- South Brother Location within Maine

Highest point
- Elevation: 3,970 ft (1,210 m)
- Prominence: 571 ft (174 m)
- Listing: New England 100 Highest #69
- Coordinates: 45°56′38″N 69°00′07″W﻿ / ﻿45.943833°N 69.001833°W

Geography
- Location: Piscataquis County, Maine, U.S.
- Topo map: USGS Doubletop Mountain

= South Brother =

Mountain in Maine, United States

South Brother is a mountain located in Piscataquis County, Maine, in Baxter State Park. South Brother is flanked to the southwest by Mount Coe, and to the northeast by North Brother; collectively the two are called "The Brothers".
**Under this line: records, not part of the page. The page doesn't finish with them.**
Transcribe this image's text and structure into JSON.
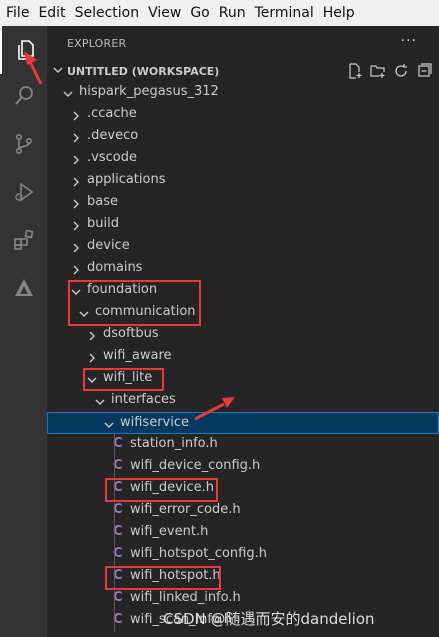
{
  "menu": [
    "File",
    "Edit",
    "Selection",
    "View",
    "Go",
    "Run",
    "Terminal",
    "Help"
  ],
  "activity_icons": [
    "explorer-icon",
    "search-icon",
    "source-control-icon",
    "run-debug-icon",
    "extensions-icon",
    "deveco-icon"
  ],
  "explorer": {
    "title": "EXPLORER",
    "more": "···",
    "workspace": "UNTITLED (WORKSPACE)",
    "actions": [
      "new-file-icon",
      "new-folder-icon",
      "refresh-icon",
      "collapse-all-icon"
    ]
  },
  "tree": [
    {
      "label": "hispark_pegasus_312",
      "type": "folder",
      "expanded": true,
      "depth": 0
    },
    {
      "label": ".ccache",
      "type": "folder",
      "expanded": false,
      "depth": 1
    },
    {
      "label": ".deveco",
      "type": "folder",
      "expanded": false,
      "depth": 1
    },
    {
      "label": ".vscode",
      "type": "folder",
      "expanded": false,
      "depth": 1
    },
    {
      "label": "applications",
      "type": "folder",
      "expanded": false,
      "depth": 1
    },
    {
      "label": "base",
      "type": "folder",
      "expanded": false,
      "depth": 1
    },
    {
      "label": "build",
      "type": "folder",
      "expanded": false,
      "depth": 1
    },
    {
      "label": "device",
      "type": "folder",
      "expanded": false,
      "depth": 1
    },
    {
      "label": "domains",
      "type": "folder",
      "expanded": false,
      "depth": 1
    },
    {
      "label": "foundation",
      "type": "folder",
      "expanded": true,
      "depth": 1
    },
    {
      "label": "communication",
      "type": "folder",
      "expanded": true,
      "depth": 2
    },
    {
      "label": "dsoftbus",
      "type": "folder",
      "expanded": false,
      "depth": 3
    },
    {
      "label": "wifi_aware",
      "type": "folder",
      "expanded": false,
      "depth": 3
    },
    {
      "label": "wifi_lite",
      "type": "folder",
      "expanded": true,
      "depth": 3
    },
    {
      "label": "interfaces",
      "type": "folder",
      "expanded": true,
      "depth": 4
    },
    {
      "label": "wifiservice",
      "type": "folder",
      "expanded": true,
      "depth": 5,
      "selected": true
    },
    {
      "label": "station_info.h",
      "type": "file",
      "depth": 6
    },
    {
      "label": "wifi_device_config.h",
      "type": "file",
      "depth": 6
    },
    {
      "label": "wifi_device.h",
      "type": "file",
      "depth": 6
    },
    {
      "label": "wifi_error_code.h",
      "type": "file",
      "depth": 6
    },
    {
      "label": "wifi_event.h",
      "type": "file",
      "depth": 6
    },
    {
      "label": "wifi_hotspot_config.h",
      "type": "file",
      "depth": 6
    },
    {
      "label": "wifi_hotspot.h",
      "type": "file",
      "depth": 6
    },
    {
      "label": "wifi_linked_info.h",
      "type": "file",
      "depth": 6
    },
    {
      "label": "wifi_scan_info.h",
      "type": "file",
      "depth": 6
    }
  ],
  "file_icon_glyph": "C",
  "colors": {
    "selection": "#04395e",
    "highlight": "#e8393c",
    "c_icon": "#a074c4"
  },
  "watermark": "CSDN @随遇而安的dandelion"
}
South Brother stands within the watershed of the Penobscot River, which drains into Penobscot Bay. The northeast and southeast sides of South Brother drain into a swampy area called "The Klondike", then into Wassataquoik Stream, and the East Branch of the Penobscot River. The west sides of South Brother drain into Roaring Brook, Nesowadnehunk Stream, and the West Branch of the Penobscot River.

The Appalachian Trail, a 2170 mi National Scenic Trail from Georgia to Maine, reaches it northern terminus, Mount Katahdin, 5 mi to the southeast of The Brothers.